Essa pergunta tem muitas respostas.

Alguém pode responder que cronologicamente a Idade Média acaba em 1453 quando os turcos-otomanos tomam a cidade de Constantinopla, em Bizâncio, acabando com a capital do Império Romano do Oriente. Ou pode dizer que o fim da Idade Média é a descoberta da América em 1492, por Cristóvão Colombo (que convenhamos é um evento muito maior e mais marcante que a tomada de uma cidade entre a Ásia e a Europa né?), e, portanto, a construção que é de 1598 só pode ser considerada moderna. A esta resposta, no entanto, se contrapõe outra. As tradições medievais não desaparecem com o fim da Idade Média. Na verdade, a invenção de que a Idade Média havia acabado só acontece durante o Iluminismo (lá no século XVIII, só duzentos anos depois). Então os homens dos quinhentos não se viam diferentes dos homens da cavalaria medieval.

Prova? As Capitanias Hereditárias! A gente tá acostumado em ouvir essas palavras, mas todos esquecem de comentar uma coisinha bastante interessante sobre elas. Elas eram feudos! Feudos! Cada donatário que recebia uma capitania se tornava vassalo do rei de Portugal, jurando lealdade e proteção, com todas as obrigações que o rito medieval de vassalagem garantia. A forma de viver, a tecnologia construtiva e as tradições dos homens dos quinhentos é ainda medieval.

Aí você pode perguntar: mas nesse meio tempo não aconteceu o Renascimento? Sim, aconteceu! Mas esse talvez seja o maior erro que se costuma falar nas escolas. O Renascimento não é um momento de ruptura com a Idade Média. E, mesmo se fosse, o Renascimento, primeiramente, é um movimento de uma elite extremamente urbana e letrada que, sem dúvida, não era a maior parte da Europa Medieval. Ela se concentra nos ducados italianos, em sua maioria, e em parte do Sacro Império Romano Germânico. Mas em boa parte da Inglaterra, França, Espanha e Portugal, o Renascimento chega tardiamente, já nos quinhentos! Ou seja, no mundo ibérico e, por conseguinte, na América portuguesa, o Renascimento não é um elemento a ser considerado ainda.

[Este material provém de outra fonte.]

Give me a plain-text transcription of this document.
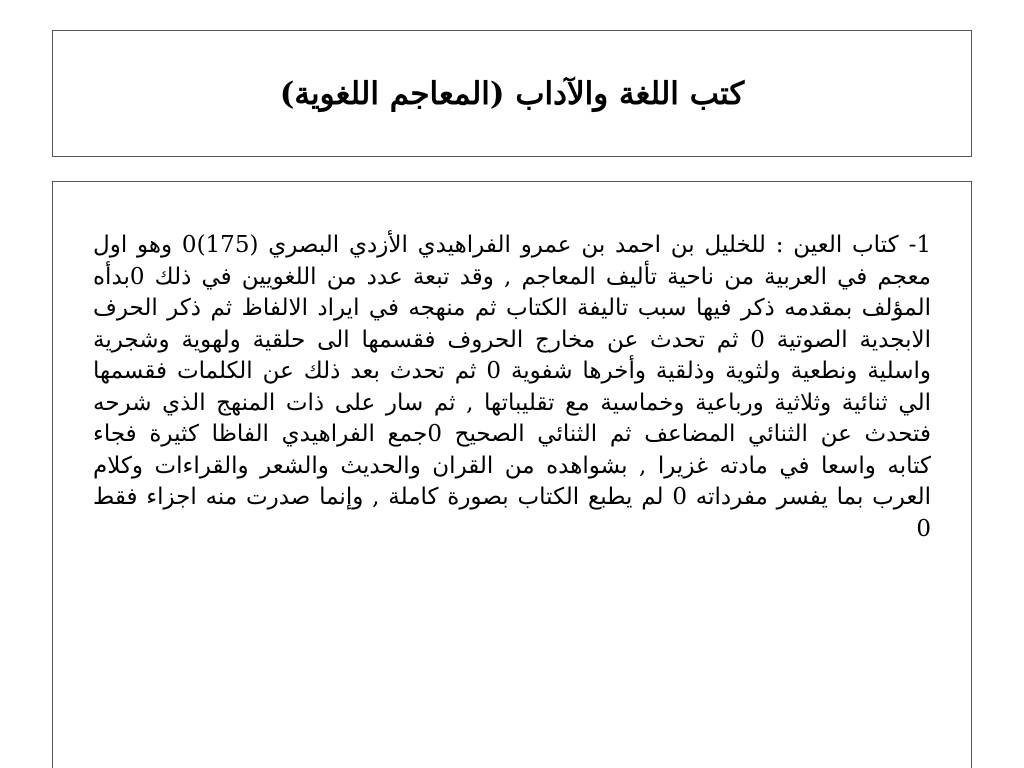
كتب اللغة والآداب (المعاجم اللغوية)
1-كتاب العين : للخليل بن احمد بن عمرو الفراهيدي الأزدي البصري (175)0 وهو اول معجم في العربية من ناحية تأليف المعاجم , وقد تبعة عدد من اللغويين في ذلك 0بدأه المؤلف بمقدمه ذكر فيها سبب تاليفة الكتاب ثم منهجه في ايراد الالفاظ ثم ذكر الحرف الابجدية الصوتية 0 ثم تحدث عن مخارج الحروف فقسمها الى حلقية ولهوية وشجرية واسلية ونطعية ولثوية وذلقية وأخرها شفوية 0 ثم تحدث بعد ذلك عن الكلمات فقسمها الي ثنائية وثلاثية ورباعية وخماسية مع تقليباتها , ثم سار على ذات المنهج الذي شرحه فتحدث عن الثنائي المضاعف ثم الثنائي الصحيح 0جمع الفراهيدي الفاظا كثيرة فجاء كتابه واسعا في مادته غزيرا , بشواهده من القران والحديث والشعر والقراءات وكلام العرب بما يفسر مفرداته 0 لم يطبع الكتاب بصورة كاملة , وإنما صدرت منه اجزاء فقط 0
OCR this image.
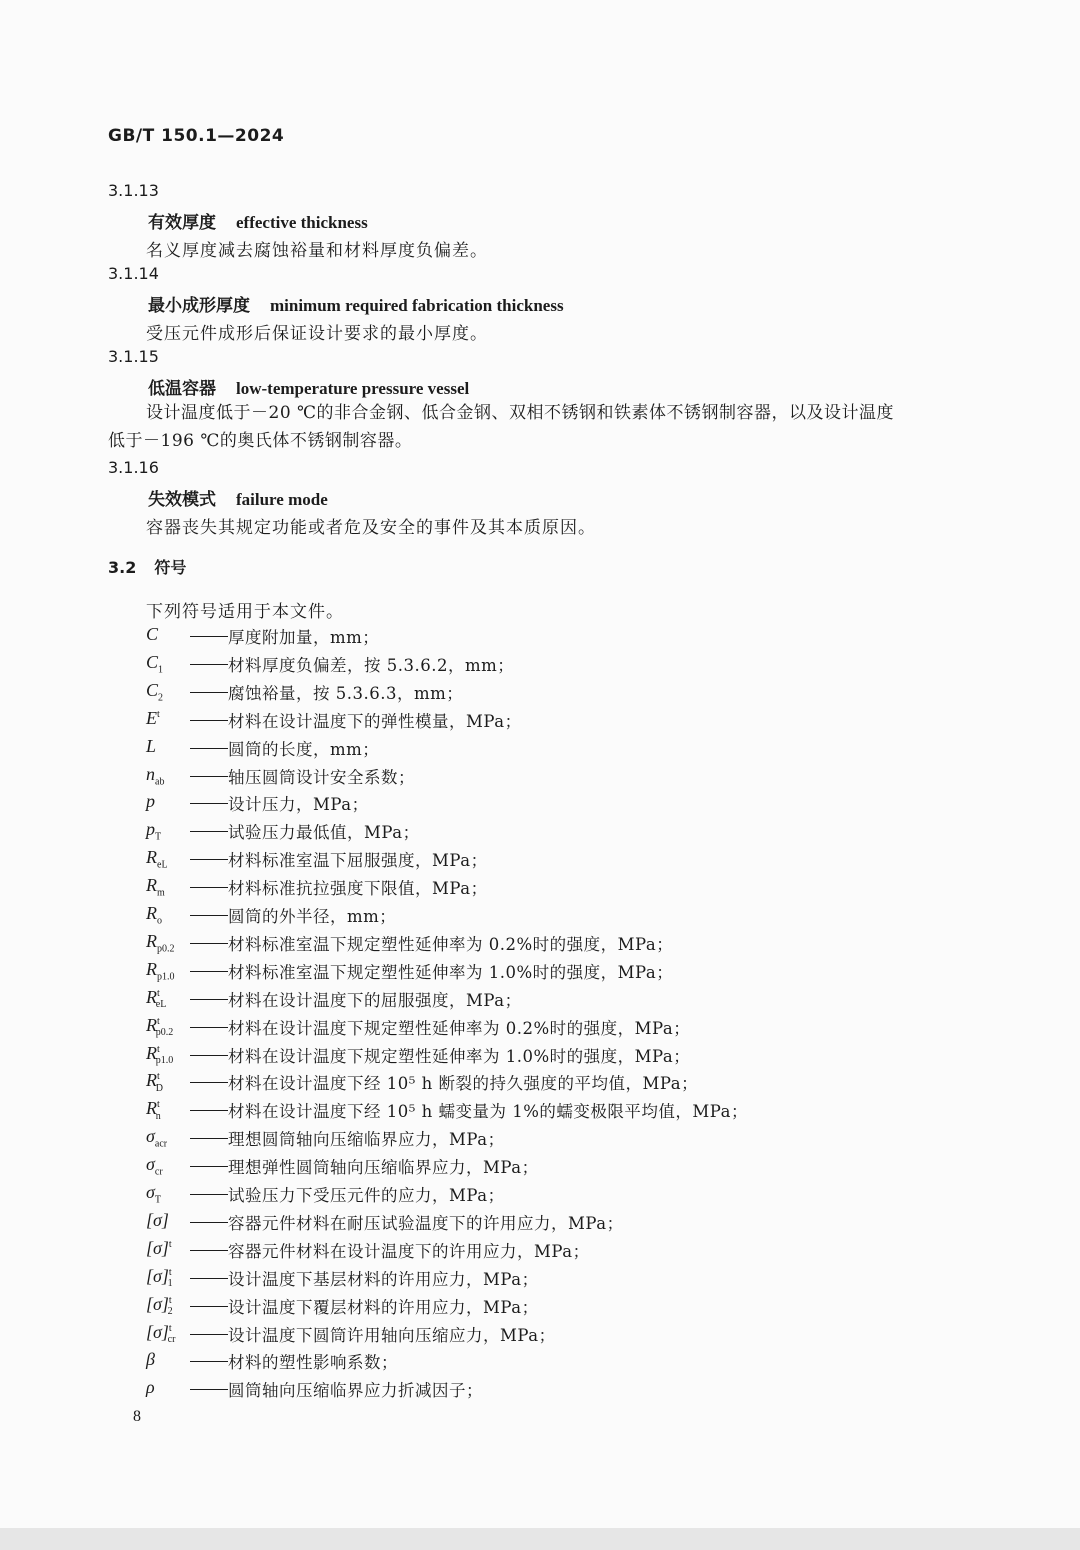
GB/T 150.1—2024
3.1.13
有效厚度 effective thickness
名义厚度减去腐蚀裕量和材料厚度负偏差。
3.1.14
最小成形厚度 minimum required fabrication thickness
受压元件成形后保证设计要求的最小厚度。
3.1.15
低温容器 low-temperature pressure vessel
设计温度低于－20 ℃的非合金钢、低合金钢、双相不锈钢和铁素体不锈钢制容器，以及设计温度低于－196 ℃的奥氏体不锈钢制容器。
3.1.16
失效模式 failure mode
容器丧失其规定功能或者危及安全的事件及其本质原因。
3.2 符号
下列符号适用于本文件。
C	厚度附加量，mm；
$C_1$	材料厚度负偏差，按 5.3.6.2，mm；
$C_2$	腐蚀裕量，按 5.3.6.3，mm；
$E^t$	材料在设计温度下的弹性模量，MPa；
L	圆筒的长度，mm；
$n_{ab}$	轴压圆筒设计安全系数；
p	设计压力，MPa；
$p_T$	试验压力最低值，MPa；
$R_{eL}$	材料标准室温下屈服强度，MPa；
$R_m$	材料标准抗拉强度下限值，MPa；
$R_o$	圆筒的外半径，mm；
$R_{p0.2}$	材料标准室温下规定塑性延伸率为 0.2%时的强度，MPa；
$R_{p1.0}$	材料标准室温下规定塑性延伸率为 1.0%时的强度，MPa；
$R^t_{eL}$	材料在设计温度下的屈服强度，MPa；
$R^t_{p0.2}$	材料在设计温度下规定塑性延伸率为 0.2%时的强度，MPa；
$R^t_{p1.0}$	材料在设计温度下规定塑性延伸率为 1.0%时的强度，MPa；
$R^t_D$	材料在设计温度下经 10⁵ h 断裂的持久强度的平均值，MPa；
$R^t_n$	材料在设计温度下经 10⁵ h 蠕变量为 1%的蠕变极限平均值，MPa；
$\sigma_{acr}$	理想圆筒轴向压缩临界应力，MPa；
$\sigma_{cr}$	理想弹性圆筒轴向压缩临界应力，MPa；
$\sigma_T$	试验压力下受压元件的应力，MPa；
[σ]	容器元件材料在耐压试验温度下的许用应力，MPa；
$[\sigma]^t$	容器元件材料在设计温度下的许用应力，MPa；
$[\sigma]^t_1$	设计温度下基层材料的许用应力，MPa；
$[\sigma]^t_2$	设计温度下覆层材料的许用应力，MPa；
$[\sigma]^t_{cr}$	设计温度下圆筒许用轴向压缩应力，MPa；
β	材料的塑性影响系数；
ρ	圆筒轴向压缩临界应力折减因子；
8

Então, por este espectro, o Forte deve ser considerado um castelo medieval. Já que ele é construído ainda através dos modelos medievais que os homens ibéricos estavam acostumados. Dois arquitetos seriam responsáveis pelo projeto do Forte. O primeiro projeto é do padre jesuíta Gaspar de Samperes (também conhecido como Gonçalves de Samperes). Ele era espanhol e antes de vestir as armas de Cristo, fora soldado em nome do seu rei. Foi aluno de Giovanni Battista Antonelli, um arquiteto italiano que trabalhava a serviço da corte da Espanha, e trabalhou como “mestre das traças de engenharia” tanto na Espanha como em Flandres (atual Holanda, que era colônia espanhola também). O prédio construído primeiramente de taipa teria sido reforçado (entre 1614 e 1628) pelo arquiteto português Francisco Frias de Mesquita, que fora nomeado engenheiro-mor do Brasil, em 1603, que o levantou em pedra e óleo de baleia, mas seguindo a planta projetada por Samperes. Porém, como lembra o historiador e professor Paulo Possamai, “as obras prosseguiram no intuito de revestir a construção com pedra, a fim de aumentar a sua resistência contra as chuvas e as marés. Se os muros de terra resistiam melhor que os de pedra ao canhoneio, pelo menos nos estágios iniciais do bombardeio, as intempéries lhes causavam danos constantes”.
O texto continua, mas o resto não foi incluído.